Le portrait des Rohan paraît également embelli. En 1674, Louis de Rohan-Guémené, Louis deRohan-Guémené a participé au complot de Lauréamont dont le but était d’instaurer une république en Normandie. Cette tentative de rébellion a échoué, mais elle n’a pas détruit le bon nom de la maison49. Dans le faire-part de mariage de Jules-Franҫois-Louis de Rohan-Soubise, Jules-François-LouisRohan-Soubise et d’Anne-Julie de Melun, Anne-Julie deMelun qui fut publié dans le Nouveau Mercure galant de septembre 171450, le généalogiste du périodique célèbre le prestige de la famille de l’époux et se tait sur ce moment sombre de son histoire : « La Maison de Rohan est une des plus illustres de la Province de Bretagne ; & elle est connuë depuis l’an 1100. [sic] que vivoit Alin premier du nom, vicomte de Rohan. M. le Prince de Guimené en est l’aîné, & il a pour cadets Messieurs les Princes de Soubize51. »

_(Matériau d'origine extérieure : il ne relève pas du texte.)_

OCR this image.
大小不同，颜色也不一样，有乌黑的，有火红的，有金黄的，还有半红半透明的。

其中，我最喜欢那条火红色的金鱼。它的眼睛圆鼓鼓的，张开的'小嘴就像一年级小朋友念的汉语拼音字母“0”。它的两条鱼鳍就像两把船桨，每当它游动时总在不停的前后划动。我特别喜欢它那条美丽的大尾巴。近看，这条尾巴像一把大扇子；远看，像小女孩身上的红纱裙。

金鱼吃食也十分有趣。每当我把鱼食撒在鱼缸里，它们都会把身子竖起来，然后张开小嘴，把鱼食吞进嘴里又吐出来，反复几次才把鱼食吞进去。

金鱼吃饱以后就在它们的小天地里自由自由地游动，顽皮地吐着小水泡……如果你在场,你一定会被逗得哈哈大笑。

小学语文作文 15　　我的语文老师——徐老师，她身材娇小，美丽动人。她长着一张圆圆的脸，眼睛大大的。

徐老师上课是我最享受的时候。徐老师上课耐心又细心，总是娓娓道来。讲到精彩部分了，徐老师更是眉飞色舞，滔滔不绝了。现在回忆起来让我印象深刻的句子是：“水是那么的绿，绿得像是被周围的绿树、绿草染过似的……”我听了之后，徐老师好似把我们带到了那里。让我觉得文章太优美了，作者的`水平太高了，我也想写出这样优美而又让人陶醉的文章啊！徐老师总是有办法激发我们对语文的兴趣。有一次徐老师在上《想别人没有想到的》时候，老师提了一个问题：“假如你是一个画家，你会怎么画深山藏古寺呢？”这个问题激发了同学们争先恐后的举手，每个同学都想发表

De plus, ce rappel de l’ancienneté se retrouve également, mais plus rarement, dans d’autres contributions à la revue. Un bon exemple en est le récit de l’entrée du comte de Ribeira, l’ambassadeur portugais, à Versailles qui fut intégré dans le Nouveau Mercure galant d’août 1715 et qui met à nouveau en valeur le prestige des Rohan : l’arrivée de Ribeira constitue sans aucun doute un véritable événement social et l’auteur inconnu de cette contribution décrit en détail les nobles français présents et les différents carrosses du diplomate. Par la suite, il précise encore que la mère de Ribeira est issue de la maison de Rohan qui est « parent & allié aux plus anciennes & aux plus Nobles Maisons de France52 ». Cependant, après cette référence aux Rohan, le contributeur renonce à faire « l’éloge de M. le Comte de Ribeira », sous prétexte qu’« il n’y a qu’une voix pour luy ; & tout Paris semble s’estre donné le mot pour luy rendre sa justice qui est dûë à ses grandes qualitez53 ».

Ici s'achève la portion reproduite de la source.